I haven't felt very fandom-y for a while now, tbh. It's all about my three horse games - Final Furlong, Howrse, Equiverse - and irl horses. Right now I'm very keen on a rising SoCal turf star named Bright Thought, an incredible Sunday Silence grandson and therefore a horse that's definitely on my radar for the near future. Fingers crossed he stays healthy, happy, and sound.
I feel like I should get more invested in Elementary fandom or re-invested in NuTrek, but I'm quite content to just watch episodes, follow the tumblrs, take a poke at some comms, and look through the AO3 listings for fics (and remake my journal header to reflect the fandoms I'm quite happy with at the moment). I just don't want to interact with the people. That way lies horror, disgust, disillusionment, and anger. I have been witness to some truly appalling behavior by fandompeople I interacted with and thought of positively. Makes me wonder if my time and energy's best spent elsewhere (like with pixelated horses).
Delete, delete, delete, delete.
I don't want to flounce. I don't want to cut ties. I just don't know how to cut some ties and keep others. I don't know how to disengage from fandoms but stay with the people even though I'm really not that great a fandomperson. Never have been.
You know what's great? Having a huge fucking row with Mom about buying/eating candy.
You know what else is great? She asked if I felt guilty whenever I ate candy and I told her I felt most comfortable eating candy by myself; she had the fucking gall to say that meant I knew subconsciously that candy's bad for me, not that I've been conditioned to feel shameful about my sweet tooth.

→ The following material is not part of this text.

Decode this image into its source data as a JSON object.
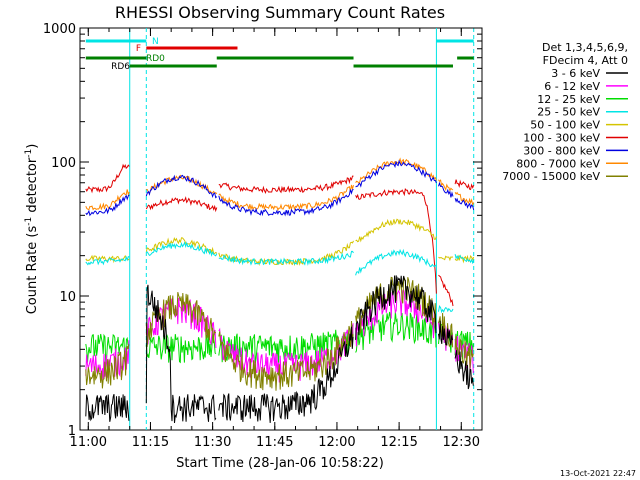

Every time I buy candy, every time I eat candy, she gives me a fucking lecture about how unhealthy it is to eat candy and how she fears I'll die before her due to my "poor" diet. Today she went so far as to ask one of the kids why eating candy is bad. The whole thing flew over my head anyway because the kid responded in Korean with vocab I've never fucking heard of. And after I bought $10 worth of candy (which is really small when it comes to me buying candy in bulk) she fucking lectured me on how candy is unhealthy and how I'd better not eat all the candy in one sitting and if I want to buy candy I should do it while she's not there and hide it in my bag so she can't see it. What the fuck. Candy is not illegal, last I checked. The fuck can you do anyway - I always had a sweet tooth; just because you never bought us candy when we were kids doesn't mean I had the sweet tooth trained out of me.
In reality I went and binged on candy after I went to uni. Last I checked I'm still healthy. Why? Because I can regulate my candy consumption. I don't know why she ALWAYS assumes I can't control how much candy I eat. And I kept preemptively telling her I was buying candy because I didn't want her to catch me eating candy and giving me a fucking lecture on how unhealthy candy is and how she didn't want me dying before she does and all that other fucking bullshit she told me for twenty-four fucking years.
I'm so sick of being shamed for liking candy. It's candy for fuck's sake; fuck off and leave me alone to indulge whenever I feel like it.